La madre migrante, que desde un cuarto alquilado en una ciudad lejana, envía abrazos invisibles que cruzan fronteras y remesas que sostienen los sueños de los hijos que dejó atrás, guardando sus lágrimas para que no mojen las cartas que escribe cada domingo.

La madre oficinista, que cumple con destreza su jornada entre papeles y decisiones, equilibra el mundo con la elegancia de quien sabe amar y responder. Sus manos, tejedoras de informes y danzarinas sobre el teclado durante el día, al anochecer se transforman: acarician frentes infantiles, arropan sueños y bordan constelaciones en la penumbra. Porque sus hijos, con ojos encendidos de esperanza, la esperaron como se espera el sol tras una larga noche.

La madre comerciante, que se alza con el alba cuando el mundo aún duerme, lleva en sus manos la esperanza envuelta en humildes mercancías; y en cada venta deposita un sueño, porque su faena no es por riqueza, sino por amor: el pan de sus hijos y el abrigo de su hogar.

La madre barrendera, invisible para los ojos distraídos, pero heroína silenciosa de cada amanecer urbano, que limpia el mundo para que otros caminen sin ver sus huellas.

La madre anciana, cuyos cabellos plateados guardan canciones de cuna y secretos de generaciones, cuyas arrugas son las huellas de los sufrimientos que enfrentó calladamente, cuyos ojos, ya cansados por el paso inclemente de los años, siguen vigilando con un amor que trasciende el tiempo y el espacio.

Cada una, desde su particular universo, forma parte de este canto inmenso que no conoce idioma ni frontera. Un canto que no se escucha con los oídos mortales, sino con las fibras más sensibles del alma.
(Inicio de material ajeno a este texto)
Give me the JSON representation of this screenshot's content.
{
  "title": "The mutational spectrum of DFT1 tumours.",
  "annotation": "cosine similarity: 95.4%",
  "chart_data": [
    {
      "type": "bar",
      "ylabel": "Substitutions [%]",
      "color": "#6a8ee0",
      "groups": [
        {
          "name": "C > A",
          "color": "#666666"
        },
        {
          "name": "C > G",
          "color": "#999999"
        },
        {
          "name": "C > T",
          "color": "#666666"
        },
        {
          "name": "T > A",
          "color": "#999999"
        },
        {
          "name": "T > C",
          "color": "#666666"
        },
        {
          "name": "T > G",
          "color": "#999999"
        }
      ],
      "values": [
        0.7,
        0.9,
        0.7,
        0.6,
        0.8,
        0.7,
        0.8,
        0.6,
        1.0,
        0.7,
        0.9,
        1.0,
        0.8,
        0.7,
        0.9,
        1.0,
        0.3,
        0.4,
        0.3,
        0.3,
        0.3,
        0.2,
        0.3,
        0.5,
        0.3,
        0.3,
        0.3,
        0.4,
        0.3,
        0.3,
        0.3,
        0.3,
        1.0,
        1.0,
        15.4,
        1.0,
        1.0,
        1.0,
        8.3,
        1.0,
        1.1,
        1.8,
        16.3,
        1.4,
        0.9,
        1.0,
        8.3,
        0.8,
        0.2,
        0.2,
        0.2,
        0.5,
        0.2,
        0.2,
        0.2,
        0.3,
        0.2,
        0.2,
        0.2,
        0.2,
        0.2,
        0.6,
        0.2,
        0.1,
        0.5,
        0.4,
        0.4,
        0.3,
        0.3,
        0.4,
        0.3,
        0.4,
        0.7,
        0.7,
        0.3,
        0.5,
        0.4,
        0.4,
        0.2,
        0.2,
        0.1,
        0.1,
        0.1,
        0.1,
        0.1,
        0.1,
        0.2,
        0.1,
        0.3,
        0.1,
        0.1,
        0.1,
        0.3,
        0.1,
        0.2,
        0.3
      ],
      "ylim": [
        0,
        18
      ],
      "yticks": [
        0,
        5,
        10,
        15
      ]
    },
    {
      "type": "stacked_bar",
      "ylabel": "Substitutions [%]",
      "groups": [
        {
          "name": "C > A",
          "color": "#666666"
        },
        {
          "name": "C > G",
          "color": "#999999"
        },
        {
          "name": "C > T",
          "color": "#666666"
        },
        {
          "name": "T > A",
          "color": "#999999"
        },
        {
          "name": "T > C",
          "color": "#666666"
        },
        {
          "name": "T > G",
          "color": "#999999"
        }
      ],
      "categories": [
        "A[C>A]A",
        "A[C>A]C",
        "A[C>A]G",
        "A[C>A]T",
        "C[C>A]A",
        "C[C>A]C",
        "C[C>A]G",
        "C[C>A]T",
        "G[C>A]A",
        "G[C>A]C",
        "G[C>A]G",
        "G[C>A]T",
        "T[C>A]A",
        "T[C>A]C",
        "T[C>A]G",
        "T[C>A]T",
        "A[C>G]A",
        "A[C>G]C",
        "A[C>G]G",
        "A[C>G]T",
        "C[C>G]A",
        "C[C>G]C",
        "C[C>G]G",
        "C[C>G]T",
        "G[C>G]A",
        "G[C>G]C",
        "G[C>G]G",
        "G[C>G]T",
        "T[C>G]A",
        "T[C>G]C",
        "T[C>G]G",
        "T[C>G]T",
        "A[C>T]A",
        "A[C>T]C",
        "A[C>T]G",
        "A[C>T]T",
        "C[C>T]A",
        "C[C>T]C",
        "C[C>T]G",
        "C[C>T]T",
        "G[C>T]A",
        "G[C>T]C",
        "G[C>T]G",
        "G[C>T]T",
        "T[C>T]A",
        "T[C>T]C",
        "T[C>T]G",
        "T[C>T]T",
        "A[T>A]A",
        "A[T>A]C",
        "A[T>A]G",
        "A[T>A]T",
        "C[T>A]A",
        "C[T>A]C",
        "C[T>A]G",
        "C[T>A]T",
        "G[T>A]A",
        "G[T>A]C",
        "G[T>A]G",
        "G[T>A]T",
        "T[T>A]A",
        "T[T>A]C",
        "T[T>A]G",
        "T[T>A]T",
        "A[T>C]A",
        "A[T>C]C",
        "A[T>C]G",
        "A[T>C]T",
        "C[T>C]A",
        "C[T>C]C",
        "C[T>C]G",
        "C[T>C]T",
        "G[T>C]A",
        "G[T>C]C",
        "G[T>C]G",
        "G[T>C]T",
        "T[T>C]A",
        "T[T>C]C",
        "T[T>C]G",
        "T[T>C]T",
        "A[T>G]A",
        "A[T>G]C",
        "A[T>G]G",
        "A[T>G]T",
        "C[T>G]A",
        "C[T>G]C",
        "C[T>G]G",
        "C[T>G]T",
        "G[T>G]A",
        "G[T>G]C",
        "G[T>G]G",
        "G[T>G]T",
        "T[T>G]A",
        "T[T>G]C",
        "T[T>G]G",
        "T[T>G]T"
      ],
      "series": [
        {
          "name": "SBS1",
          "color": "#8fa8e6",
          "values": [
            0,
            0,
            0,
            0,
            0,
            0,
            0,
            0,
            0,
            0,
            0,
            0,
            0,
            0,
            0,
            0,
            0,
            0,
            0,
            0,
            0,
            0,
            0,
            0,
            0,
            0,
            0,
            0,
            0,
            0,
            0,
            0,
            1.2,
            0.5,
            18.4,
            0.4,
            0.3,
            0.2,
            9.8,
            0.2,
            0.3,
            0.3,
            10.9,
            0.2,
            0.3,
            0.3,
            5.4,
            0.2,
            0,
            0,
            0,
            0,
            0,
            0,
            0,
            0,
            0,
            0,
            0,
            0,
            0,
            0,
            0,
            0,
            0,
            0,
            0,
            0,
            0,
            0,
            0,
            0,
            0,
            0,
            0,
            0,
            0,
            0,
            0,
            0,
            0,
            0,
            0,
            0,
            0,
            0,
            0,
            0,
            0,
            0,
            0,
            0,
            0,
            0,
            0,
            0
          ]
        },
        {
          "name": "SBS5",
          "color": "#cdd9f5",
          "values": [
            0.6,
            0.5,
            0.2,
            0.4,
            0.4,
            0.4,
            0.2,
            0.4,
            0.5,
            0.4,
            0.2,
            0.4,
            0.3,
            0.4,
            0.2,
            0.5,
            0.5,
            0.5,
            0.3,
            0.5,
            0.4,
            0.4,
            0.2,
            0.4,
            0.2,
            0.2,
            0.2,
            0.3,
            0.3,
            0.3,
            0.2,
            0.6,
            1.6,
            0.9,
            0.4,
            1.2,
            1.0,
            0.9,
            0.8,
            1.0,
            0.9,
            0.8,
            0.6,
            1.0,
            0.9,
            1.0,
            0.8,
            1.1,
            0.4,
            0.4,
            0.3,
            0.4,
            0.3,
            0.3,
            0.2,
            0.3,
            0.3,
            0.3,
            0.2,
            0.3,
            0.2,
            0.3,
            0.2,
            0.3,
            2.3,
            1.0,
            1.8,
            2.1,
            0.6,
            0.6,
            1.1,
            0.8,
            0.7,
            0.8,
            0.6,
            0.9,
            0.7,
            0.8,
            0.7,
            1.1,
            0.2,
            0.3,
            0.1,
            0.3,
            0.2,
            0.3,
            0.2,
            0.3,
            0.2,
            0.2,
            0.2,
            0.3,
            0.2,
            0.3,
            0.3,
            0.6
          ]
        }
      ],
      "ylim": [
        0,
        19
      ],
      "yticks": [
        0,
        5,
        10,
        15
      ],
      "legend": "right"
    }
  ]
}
Porque madre no es solo quien da la vida en un instante glorioso, sino quien la entrega gota a gota, día tras día. Quien ama sin medida ni condición. Quien enseña sin necesidad de palabras. Quien se priva del pan en su boca para ponerlo en la de sus hijos, Quien espera sin exigir retribución alguna.

Y es que el amor de madre no necesita ser comprendido en su inmensidad, basta con sentirlo como se siente la luz del sol sobre la piel.

Es el reflejo más puro del amor divino, hecho carne palpitante en brazos que cargan pesares ajenos, ojos que consuelan con una mirada, labios que rezan en silencio y manos que acarician convirtiendo el dolor en sosiego.

Hoy, desde este pueblo andino, donde el aire aun lleva aromas de eucalipto y pan recién horneado en hornos de barro, se eleva como plegaria este canto por todas y cada una de las madres del mundo. Por las que están entre nosotros y las que ya partieron dejando su huella indeleble, por las que luchan cada día contra la adversidad, por las que callan su propio dolor, por las que lloran en la soledad de la noche y por las que ríen iluminando la comunidad entera.

Este es el canto eterno a la madre:
Eterno como el ciclo de las estaciones.
Invisible como el aire que nos da vida.
Invencible como la esperanza que renace cada mañana.
Como el amor infinito que lo inspira.

Desde la casa editora de Peruanísima, elevamos nuestro homenaje más sentido y profundo para todas las madres que sostienen el mundo con sus manos incansables.

¡Que la gracia divina las bendiga por siempre y las cobije bajo su manto protector!